February 11, 2010

Sulphurous and tormenting flames


England was in religious turmoil in the 1500s and 1600s as the tide of the reformation ebbed and flowed under Henry the VIII, Mary Tudor and Elizabeth. People have often speculated about Shakespeare's religious sympathies and whether he or his family were secretly Catholic. My guess is that, like many English people of that period, he was a bit of both.

Just based on a reading of the plays, he always struck me as fairly sympathetic towards Catholicism. One example of that happens in Act 1 scene 4 of Hamlet, when the ghost of Old Hamlet describes his torments in Purgatory, a Catholic idea if ever there was one.

Apparently Old Hamlet's experience of Purgatory was a lot nastier than that described by Dante. In his words:


My hour is almost come,
When I to sulphurous and tormenting flames
Must render up myself...

I am thy father's spirit,
Doom'd for a certain term to walk the night,
And for the day confined to fast in fires,
Till the foul crimes done in my days of nature
Are burnt and purged away.
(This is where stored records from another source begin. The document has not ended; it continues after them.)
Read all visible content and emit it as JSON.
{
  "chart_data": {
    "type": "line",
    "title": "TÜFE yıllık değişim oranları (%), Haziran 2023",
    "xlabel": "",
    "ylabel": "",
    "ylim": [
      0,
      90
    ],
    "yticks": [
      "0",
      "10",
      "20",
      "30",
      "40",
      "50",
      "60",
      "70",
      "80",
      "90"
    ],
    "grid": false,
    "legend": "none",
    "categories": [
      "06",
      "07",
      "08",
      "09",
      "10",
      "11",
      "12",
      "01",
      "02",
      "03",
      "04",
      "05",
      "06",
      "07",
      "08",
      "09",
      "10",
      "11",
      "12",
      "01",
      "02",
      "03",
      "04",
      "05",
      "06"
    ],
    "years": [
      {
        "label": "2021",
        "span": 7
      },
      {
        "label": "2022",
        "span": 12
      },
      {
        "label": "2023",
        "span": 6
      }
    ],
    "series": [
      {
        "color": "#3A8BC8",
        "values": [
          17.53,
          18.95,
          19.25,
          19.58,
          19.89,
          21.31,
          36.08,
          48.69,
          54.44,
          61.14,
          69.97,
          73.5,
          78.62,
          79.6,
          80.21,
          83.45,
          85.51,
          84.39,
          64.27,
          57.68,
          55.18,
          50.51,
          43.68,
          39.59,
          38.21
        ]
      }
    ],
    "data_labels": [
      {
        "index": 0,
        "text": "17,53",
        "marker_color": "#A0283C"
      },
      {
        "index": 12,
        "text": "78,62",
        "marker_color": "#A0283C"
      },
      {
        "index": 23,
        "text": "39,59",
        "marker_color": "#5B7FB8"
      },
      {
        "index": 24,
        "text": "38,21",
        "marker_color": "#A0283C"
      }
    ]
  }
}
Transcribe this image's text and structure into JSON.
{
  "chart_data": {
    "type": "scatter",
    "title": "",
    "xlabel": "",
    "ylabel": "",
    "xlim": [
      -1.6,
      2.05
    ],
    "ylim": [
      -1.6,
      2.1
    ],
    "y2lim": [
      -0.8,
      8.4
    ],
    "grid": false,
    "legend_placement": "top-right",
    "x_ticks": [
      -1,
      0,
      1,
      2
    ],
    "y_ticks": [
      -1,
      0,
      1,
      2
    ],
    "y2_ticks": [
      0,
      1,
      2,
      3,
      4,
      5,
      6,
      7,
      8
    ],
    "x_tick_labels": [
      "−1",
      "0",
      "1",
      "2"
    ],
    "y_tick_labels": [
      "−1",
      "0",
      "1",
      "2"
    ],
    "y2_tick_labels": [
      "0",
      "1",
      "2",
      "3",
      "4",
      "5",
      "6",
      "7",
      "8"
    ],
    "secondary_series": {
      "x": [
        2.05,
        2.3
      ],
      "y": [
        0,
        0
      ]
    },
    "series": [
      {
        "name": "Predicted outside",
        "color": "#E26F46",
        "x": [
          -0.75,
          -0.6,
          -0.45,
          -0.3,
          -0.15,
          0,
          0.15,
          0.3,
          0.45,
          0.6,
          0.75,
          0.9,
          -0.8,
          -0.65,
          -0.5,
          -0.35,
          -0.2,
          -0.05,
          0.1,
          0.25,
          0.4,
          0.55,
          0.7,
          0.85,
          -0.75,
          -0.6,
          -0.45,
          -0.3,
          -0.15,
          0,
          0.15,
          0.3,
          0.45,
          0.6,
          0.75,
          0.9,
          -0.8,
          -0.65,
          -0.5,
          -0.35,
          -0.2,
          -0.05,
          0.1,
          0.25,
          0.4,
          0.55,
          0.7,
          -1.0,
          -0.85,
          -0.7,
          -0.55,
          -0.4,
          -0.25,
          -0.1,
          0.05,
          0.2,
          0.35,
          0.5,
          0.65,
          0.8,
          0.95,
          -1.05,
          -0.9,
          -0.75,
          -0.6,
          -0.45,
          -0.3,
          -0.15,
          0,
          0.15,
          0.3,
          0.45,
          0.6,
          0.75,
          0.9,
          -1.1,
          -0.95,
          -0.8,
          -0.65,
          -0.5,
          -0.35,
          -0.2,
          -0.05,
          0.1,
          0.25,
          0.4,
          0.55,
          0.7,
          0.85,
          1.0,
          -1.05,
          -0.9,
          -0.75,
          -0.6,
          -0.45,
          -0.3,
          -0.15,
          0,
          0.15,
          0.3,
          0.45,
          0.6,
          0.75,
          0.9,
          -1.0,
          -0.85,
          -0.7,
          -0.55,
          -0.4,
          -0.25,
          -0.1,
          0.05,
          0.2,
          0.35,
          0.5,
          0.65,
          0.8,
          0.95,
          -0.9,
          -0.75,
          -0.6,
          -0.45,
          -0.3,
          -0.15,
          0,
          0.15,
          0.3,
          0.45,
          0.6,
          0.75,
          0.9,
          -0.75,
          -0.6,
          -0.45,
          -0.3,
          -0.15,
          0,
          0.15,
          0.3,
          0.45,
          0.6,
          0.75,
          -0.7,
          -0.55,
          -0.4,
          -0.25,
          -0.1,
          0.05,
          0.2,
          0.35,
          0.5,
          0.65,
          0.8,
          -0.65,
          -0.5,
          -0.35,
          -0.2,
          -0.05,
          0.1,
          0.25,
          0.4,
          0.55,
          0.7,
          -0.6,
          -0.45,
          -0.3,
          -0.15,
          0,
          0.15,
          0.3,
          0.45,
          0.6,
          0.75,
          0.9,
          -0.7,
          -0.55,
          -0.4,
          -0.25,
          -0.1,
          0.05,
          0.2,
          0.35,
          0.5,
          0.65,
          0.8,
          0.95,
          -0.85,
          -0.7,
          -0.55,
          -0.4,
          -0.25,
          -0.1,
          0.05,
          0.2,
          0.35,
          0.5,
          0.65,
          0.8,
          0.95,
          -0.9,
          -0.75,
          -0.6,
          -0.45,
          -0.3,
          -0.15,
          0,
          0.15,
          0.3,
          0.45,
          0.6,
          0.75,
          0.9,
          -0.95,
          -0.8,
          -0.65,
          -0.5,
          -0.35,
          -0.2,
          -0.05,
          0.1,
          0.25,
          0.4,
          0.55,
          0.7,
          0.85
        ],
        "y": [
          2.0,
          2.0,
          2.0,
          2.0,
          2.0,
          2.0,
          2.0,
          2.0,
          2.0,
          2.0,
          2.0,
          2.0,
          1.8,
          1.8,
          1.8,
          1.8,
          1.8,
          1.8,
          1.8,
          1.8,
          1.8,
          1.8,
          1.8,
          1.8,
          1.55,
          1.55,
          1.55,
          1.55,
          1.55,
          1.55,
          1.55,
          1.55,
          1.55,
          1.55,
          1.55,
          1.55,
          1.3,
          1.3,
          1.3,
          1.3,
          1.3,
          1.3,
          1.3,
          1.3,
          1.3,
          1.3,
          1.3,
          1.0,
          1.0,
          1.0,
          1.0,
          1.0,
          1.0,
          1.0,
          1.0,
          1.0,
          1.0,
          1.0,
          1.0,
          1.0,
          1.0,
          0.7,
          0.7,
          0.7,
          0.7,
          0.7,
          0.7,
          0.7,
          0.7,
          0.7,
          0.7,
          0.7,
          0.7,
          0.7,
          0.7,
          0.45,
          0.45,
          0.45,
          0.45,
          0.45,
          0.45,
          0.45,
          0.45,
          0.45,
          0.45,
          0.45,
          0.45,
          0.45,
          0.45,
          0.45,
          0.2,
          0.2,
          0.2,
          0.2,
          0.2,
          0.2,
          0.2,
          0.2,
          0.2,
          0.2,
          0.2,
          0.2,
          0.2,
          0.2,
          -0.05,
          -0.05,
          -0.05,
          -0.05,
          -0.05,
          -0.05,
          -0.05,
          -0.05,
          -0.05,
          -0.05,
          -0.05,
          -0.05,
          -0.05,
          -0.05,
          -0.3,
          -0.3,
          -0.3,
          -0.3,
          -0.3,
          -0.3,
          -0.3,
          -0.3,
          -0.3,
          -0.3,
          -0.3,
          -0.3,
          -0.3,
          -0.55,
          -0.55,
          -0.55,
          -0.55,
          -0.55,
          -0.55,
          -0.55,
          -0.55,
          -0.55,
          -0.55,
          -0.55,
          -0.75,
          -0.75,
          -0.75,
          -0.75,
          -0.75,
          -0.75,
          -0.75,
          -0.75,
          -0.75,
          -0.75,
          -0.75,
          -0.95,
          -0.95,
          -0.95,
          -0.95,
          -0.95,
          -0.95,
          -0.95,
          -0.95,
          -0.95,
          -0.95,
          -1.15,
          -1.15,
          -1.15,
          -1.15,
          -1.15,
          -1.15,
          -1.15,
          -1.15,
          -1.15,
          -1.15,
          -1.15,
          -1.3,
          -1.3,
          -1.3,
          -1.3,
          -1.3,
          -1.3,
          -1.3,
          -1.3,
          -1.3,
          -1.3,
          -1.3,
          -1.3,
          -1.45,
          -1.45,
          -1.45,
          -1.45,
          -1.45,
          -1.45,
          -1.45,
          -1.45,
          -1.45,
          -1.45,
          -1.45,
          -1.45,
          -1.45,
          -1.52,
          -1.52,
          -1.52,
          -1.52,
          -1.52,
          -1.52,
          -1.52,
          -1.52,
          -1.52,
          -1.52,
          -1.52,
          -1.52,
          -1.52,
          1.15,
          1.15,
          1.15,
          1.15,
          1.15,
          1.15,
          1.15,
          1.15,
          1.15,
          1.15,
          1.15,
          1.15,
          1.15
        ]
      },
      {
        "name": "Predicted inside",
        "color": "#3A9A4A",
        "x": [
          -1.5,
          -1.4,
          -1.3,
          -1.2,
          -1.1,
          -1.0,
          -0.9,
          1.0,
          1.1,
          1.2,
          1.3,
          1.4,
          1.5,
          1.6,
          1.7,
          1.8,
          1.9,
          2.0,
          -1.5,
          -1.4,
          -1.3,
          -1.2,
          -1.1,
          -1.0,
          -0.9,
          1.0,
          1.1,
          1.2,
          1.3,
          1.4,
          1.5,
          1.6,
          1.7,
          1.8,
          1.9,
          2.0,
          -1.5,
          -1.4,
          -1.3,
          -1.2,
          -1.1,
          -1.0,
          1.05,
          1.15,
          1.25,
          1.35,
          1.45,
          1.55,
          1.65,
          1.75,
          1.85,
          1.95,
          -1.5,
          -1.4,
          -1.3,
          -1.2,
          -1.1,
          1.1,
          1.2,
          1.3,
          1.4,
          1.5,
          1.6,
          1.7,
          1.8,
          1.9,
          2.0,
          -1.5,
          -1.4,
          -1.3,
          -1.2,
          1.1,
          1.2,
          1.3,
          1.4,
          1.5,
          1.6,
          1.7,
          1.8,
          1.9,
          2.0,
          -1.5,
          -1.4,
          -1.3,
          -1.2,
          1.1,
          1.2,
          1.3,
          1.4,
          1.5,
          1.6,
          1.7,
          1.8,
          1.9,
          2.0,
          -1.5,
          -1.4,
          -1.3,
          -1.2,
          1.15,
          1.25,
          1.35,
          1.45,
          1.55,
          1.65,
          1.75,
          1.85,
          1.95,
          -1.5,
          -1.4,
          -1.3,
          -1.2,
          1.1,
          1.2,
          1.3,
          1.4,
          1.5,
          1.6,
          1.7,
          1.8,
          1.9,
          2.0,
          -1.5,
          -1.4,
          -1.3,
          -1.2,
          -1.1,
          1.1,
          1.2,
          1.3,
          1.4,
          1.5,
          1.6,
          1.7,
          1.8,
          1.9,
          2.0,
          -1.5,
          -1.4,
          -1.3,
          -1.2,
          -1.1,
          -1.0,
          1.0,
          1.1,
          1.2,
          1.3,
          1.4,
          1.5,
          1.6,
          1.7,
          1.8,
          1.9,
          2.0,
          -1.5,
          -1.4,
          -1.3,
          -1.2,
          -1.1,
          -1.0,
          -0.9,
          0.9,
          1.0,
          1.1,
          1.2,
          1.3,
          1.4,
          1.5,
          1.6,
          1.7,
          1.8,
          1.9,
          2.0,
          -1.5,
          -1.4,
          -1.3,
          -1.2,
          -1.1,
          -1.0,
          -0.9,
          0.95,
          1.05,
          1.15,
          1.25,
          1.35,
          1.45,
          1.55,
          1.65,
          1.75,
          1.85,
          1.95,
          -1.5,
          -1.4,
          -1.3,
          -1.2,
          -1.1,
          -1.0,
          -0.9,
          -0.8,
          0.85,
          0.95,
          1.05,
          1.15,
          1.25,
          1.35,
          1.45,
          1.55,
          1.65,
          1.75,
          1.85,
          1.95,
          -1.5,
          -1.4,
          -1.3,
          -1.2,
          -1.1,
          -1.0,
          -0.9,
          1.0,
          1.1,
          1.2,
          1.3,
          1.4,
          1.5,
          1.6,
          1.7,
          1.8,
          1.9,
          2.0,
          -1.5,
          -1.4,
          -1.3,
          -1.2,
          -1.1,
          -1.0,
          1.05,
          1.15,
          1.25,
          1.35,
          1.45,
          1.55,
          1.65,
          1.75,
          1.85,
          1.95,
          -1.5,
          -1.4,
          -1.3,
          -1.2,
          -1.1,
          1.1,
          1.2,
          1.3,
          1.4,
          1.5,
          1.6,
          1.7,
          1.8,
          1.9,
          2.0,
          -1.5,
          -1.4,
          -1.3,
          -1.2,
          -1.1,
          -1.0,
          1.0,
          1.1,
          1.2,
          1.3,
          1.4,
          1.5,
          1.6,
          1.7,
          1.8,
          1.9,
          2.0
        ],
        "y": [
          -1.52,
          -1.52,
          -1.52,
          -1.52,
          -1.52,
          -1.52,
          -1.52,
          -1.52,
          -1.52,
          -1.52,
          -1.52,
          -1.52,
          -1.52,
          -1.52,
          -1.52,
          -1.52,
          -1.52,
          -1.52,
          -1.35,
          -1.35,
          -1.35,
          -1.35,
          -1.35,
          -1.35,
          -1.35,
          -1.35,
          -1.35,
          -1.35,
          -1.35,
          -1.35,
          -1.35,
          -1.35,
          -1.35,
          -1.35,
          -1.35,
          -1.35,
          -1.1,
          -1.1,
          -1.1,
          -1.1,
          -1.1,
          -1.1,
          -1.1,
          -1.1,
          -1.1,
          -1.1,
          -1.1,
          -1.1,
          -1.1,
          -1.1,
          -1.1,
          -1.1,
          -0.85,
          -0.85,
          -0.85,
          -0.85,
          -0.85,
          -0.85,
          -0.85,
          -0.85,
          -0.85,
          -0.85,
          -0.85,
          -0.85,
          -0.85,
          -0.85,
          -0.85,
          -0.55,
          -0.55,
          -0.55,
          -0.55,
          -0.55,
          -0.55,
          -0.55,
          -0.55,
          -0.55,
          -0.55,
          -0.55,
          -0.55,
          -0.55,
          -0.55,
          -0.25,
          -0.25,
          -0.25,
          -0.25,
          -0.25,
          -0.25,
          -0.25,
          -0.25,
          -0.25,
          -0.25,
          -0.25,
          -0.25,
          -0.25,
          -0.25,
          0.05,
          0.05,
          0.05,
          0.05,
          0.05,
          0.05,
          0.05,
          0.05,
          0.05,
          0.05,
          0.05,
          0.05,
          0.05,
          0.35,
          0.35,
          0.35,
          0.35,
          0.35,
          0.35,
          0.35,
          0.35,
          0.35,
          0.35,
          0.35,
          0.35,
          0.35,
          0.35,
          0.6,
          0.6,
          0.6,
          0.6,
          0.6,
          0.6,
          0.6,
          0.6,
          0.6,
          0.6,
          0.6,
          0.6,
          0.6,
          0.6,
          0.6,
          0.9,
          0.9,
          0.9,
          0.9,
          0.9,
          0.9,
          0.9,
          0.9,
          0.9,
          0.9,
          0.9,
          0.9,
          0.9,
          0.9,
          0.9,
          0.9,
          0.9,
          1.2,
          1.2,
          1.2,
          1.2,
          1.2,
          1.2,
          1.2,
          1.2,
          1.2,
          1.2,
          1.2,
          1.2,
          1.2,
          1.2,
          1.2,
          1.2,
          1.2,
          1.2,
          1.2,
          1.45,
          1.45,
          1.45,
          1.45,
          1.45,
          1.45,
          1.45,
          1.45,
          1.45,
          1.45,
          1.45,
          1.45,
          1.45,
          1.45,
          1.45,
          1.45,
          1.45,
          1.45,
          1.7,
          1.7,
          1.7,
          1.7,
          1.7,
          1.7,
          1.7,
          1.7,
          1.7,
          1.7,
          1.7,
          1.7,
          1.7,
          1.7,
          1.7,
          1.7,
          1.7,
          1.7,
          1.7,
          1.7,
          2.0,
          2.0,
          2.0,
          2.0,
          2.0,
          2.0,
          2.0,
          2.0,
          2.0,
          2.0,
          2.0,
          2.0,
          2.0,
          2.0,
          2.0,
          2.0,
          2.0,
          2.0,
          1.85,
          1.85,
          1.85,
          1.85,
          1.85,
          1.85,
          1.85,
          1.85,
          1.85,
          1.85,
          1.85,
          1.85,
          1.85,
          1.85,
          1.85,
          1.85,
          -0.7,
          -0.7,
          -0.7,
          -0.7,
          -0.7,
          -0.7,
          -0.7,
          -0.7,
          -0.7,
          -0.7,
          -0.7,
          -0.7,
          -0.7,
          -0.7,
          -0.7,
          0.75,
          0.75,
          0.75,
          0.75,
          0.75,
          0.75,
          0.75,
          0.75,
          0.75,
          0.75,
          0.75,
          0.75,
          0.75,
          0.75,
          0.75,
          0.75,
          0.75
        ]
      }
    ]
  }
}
But that I am forbid
To tell the secrets of my prison-house,
I could a tale unfold whose lightest word
Would harrow up thy soul, freeze thy young blood,
Make thy two eyes, like stars, start from their spheres,
Thy knotted and combined locks to part
And each particular hair to stand on end,
Like quills upon the fretful porpentine:
But this eternal blazon must not be
To ears of flesh and blood.


All this brings up a point in the art of tragic murder. If you REALLY had it in for somebody, you didn't just whack them. Instead, you waited until they were in a state of sin, preferably mortal, and THEN whacked them. That way the dying was the easy part and the worst was yet to come.

SIGN OF THE TIMES. Food stamps, once stigmatized, have gained greater support across political lines.

DOUBLE STANDARDS. Some of the most vocal opponents of the American Recovery and Reinvestment Act, aka the stimulus, are all to eager to take advantage of it.

UNDERVALUED. If we placed a dollar value on the necessary services nature provides for free, we'd probably do things very differently.

URGENT WEIRD SEA CREATURE PICTURES here.

GOAT ROPE ADVISORY LEVEL: ELEVATED

1 comment:

Jeff said...

What would Shakespeare make of our own times, I wonder? There would be lots of interesting characters for him to work with!